Why would AzureSearch SDK spontaneously fail with transport connection issue?

Question

We had some big excitement yesterday. Two of our web apps (both deployed and untouched for at least 3 months) that use AzureSearch's SDK stopped working at different times (one early morning; the other in the evening). The indexClient.Documents.Search method started failing with this error:

HTTPS handshake to XXXXsearch.search.windows.net (for #435) failed. System.IO.IOException Unable to read data from the transport connection: An existing connection was forcibly closed by the remote host. < An existing connection was forcibly closed by the remote host

After a mad google scramble we added these 3 lines just before the search which fixed it.

            const SslProtocols _Tls12 = (SslProtocols)0x00000C00;
            const SecurityProtocolType Tls12 = (SecurityProtocolType)_Tls12;
            ServicePointManager.SecurityProtocol = Tls12;

All I can imagine is we missed some kind of "AzureSDK is changing" email? This was very bad and we got lucky on a quick solution or it could have been a disaster. Does anyone know why this would have happened?

Answer 1

I am a Program Manager in the Azure Cognitive Search engineering team. First off, I am sorry to hear that you and others had client connectivity issues due to the latest service update that removed support for TLS 1.0 and 1.1. These types of changes are rare and we strive to never break customer code in any update.
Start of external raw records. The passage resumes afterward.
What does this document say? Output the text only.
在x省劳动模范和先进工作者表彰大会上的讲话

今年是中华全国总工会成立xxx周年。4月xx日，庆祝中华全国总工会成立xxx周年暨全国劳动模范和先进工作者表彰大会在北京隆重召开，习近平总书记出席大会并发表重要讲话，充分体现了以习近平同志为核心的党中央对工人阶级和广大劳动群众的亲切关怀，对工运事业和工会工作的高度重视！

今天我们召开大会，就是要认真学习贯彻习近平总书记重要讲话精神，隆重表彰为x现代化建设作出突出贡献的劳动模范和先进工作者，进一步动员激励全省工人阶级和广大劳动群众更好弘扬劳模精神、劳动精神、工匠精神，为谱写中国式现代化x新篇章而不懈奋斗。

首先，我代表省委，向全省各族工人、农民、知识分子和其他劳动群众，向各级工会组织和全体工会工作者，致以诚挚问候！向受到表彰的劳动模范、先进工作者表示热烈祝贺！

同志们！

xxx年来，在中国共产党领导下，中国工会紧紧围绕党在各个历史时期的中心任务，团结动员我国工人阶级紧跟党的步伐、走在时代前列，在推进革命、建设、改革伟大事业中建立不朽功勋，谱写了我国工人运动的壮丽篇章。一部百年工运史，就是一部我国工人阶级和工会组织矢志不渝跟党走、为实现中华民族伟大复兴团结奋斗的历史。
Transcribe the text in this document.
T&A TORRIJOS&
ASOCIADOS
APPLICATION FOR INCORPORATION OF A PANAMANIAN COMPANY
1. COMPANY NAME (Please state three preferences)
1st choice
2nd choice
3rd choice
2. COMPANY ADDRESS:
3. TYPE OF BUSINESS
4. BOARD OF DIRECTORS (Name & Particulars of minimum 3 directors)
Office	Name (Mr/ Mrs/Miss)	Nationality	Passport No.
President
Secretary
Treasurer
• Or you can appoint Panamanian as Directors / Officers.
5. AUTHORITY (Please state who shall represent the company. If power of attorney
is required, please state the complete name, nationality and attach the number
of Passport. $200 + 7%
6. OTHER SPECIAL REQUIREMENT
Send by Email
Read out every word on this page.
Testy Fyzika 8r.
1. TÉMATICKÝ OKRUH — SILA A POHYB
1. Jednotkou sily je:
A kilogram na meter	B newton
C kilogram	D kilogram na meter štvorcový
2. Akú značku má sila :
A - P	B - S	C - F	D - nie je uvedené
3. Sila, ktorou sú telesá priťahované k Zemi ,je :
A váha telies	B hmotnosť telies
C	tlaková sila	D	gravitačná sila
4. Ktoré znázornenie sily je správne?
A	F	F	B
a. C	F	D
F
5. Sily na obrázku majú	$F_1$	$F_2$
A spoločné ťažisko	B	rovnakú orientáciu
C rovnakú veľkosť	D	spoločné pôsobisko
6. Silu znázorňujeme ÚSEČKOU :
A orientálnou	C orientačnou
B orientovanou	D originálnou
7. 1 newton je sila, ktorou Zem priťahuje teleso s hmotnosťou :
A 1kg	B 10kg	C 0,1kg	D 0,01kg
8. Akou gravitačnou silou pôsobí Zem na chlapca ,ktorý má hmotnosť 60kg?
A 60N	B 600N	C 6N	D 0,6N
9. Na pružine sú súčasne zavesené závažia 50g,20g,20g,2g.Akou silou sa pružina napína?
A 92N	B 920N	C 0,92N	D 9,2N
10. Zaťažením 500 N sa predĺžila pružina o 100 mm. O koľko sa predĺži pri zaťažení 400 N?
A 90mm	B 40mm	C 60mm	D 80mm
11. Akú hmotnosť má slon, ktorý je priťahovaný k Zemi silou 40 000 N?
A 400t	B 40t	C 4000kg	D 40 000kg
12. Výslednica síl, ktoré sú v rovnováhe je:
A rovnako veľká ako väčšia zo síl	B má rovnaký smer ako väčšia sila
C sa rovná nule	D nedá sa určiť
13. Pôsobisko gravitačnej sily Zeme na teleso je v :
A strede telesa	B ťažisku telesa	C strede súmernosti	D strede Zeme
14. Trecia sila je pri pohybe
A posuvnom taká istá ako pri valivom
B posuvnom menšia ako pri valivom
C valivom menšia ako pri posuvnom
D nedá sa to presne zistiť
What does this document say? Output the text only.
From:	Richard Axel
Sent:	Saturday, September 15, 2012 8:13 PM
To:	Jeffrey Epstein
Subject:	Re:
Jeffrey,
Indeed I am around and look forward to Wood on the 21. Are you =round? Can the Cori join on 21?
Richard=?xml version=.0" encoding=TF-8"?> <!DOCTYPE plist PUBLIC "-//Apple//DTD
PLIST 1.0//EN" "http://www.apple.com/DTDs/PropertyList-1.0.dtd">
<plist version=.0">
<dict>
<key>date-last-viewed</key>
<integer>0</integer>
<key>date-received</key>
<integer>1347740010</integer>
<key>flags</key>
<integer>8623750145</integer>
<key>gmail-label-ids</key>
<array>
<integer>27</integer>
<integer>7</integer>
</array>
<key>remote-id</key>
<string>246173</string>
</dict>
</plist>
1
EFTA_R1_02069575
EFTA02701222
In this case, it was critical to help protect the privacy of information communicated over the Internet. TLS 1.2 is a standard that provides security improvements over previous versions. You can learn more about this here.

More information on how to resolve this issue can be found here. We strongly recommend that you avoid hard coding the TLS version (as mentioned above), as TLS 1.2 will eventually be replaced by the newest released standard TLS 1.3 which is faster and has improved security. It is better to let .NET or the OS choose the TLS version for you but that is discussed more in the above links.

We had sent a notification on this upcoming change in the portal in early January, but we realize that it is easy to miss these and apologize for the issues it has subsequently caused. Please know we want to do what we can to help. Since we are asked not to use StackOverflow to help resolve individual support cases, if you would like individual help regarding your service, we would ask you to open a support case.